In the fourth article, published on 26th September 2017, of its series on aged care, the Sydney Morning Herald writer Michael Bachelard looked at the new village, Korongee for sufferers of dementia, still in the concept stage, to be built in Hobart in 2019. He quotes Lucy O’Flaherty from Glenview Community Care, who states “This is not about creating a simulated life. It’s about letting people with dementia do what they want to do, when they want to do it, in a safe environment.” She explains that they’ll have 15 homes and each will look different so the residents can visually orientate themselves. Part of the safe environment will be provided by technology with residents monitored in their homes by listening technology, sensor flooring, movement sensors and temperature and CO2 levels will be automatically controlled.
The announcement of the development of the village, based on the De Hogeweyk village in the Netherlands, caught my attention and I first wrote about it in early August. The village reflects the philosophy that, after a full life making their own decisions, even people with dementia can have a valid opinion on their day to day life and surroundings. By destressing the environment and providing a place in which people with dementia can live their lives as they always have, you change the experience. O’Flaherty says “Stress only accelerates the decline.”

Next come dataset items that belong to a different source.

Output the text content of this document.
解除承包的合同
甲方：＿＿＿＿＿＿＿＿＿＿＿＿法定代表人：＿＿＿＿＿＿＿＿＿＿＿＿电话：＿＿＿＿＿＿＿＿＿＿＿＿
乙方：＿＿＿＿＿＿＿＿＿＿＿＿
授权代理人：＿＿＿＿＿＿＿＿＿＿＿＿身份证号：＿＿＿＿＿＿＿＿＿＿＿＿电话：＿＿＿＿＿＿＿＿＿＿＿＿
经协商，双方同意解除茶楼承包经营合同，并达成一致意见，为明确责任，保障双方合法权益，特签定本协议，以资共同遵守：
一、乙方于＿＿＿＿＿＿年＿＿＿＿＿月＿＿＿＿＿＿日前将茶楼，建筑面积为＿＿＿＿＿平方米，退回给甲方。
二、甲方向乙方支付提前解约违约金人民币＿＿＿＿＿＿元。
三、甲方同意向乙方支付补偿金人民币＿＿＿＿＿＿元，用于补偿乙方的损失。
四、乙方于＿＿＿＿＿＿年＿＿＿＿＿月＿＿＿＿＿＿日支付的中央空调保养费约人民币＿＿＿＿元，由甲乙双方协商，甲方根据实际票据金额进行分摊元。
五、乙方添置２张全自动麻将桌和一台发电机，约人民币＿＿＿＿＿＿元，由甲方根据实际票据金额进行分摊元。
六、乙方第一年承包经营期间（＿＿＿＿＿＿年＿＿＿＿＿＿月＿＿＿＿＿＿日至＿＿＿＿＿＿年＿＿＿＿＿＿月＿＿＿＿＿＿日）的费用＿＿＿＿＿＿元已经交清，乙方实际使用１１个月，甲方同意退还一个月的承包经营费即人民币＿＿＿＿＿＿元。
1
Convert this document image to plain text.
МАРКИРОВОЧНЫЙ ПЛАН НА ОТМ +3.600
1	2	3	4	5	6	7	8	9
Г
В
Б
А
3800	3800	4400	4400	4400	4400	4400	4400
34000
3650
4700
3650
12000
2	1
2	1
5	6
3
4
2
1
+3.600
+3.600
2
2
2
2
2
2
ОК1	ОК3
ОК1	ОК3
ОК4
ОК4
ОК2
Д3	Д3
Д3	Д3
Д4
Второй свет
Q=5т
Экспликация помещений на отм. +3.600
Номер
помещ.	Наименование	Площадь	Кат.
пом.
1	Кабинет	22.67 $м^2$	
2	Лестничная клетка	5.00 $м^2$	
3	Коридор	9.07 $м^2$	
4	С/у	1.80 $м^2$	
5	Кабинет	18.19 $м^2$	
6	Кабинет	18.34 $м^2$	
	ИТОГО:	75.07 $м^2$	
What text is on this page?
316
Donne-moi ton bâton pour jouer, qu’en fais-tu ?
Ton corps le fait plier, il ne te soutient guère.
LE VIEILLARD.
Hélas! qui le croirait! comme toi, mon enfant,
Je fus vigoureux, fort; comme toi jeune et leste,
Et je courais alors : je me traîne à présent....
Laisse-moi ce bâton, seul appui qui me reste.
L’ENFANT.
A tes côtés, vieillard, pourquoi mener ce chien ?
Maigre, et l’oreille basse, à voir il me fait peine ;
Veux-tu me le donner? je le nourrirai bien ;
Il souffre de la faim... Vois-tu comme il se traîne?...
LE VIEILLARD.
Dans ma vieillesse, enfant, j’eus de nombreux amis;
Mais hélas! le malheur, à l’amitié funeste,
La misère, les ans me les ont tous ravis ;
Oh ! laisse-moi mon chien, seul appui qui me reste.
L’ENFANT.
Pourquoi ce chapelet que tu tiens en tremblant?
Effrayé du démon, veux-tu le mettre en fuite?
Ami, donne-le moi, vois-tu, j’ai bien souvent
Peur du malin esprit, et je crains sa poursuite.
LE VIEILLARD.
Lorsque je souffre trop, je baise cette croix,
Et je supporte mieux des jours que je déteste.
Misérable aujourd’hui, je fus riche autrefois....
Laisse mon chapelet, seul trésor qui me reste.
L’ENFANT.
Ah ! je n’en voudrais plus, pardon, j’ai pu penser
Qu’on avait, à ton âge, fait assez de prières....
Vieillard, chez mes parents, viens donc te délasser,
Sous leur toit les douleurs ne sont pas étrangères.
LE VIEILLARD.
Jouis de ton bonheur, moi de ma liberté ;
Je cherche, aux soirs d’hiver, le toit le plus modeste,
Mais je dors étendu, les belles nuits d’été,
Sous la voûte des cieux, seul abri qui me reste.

The village will have shops, a café, a beauty salon and a cinema, which will also be accessed by the local community. Revenue from these operations will flow back into the aged care facility.
I have seen and continue to see many new aged care facilities being developed as I inspect them on behalf of my clients who are seeking suitable aged care options. This village concept for people experiencing dementia has me excited and I hope to see one built in Melbourne in the not too distant future.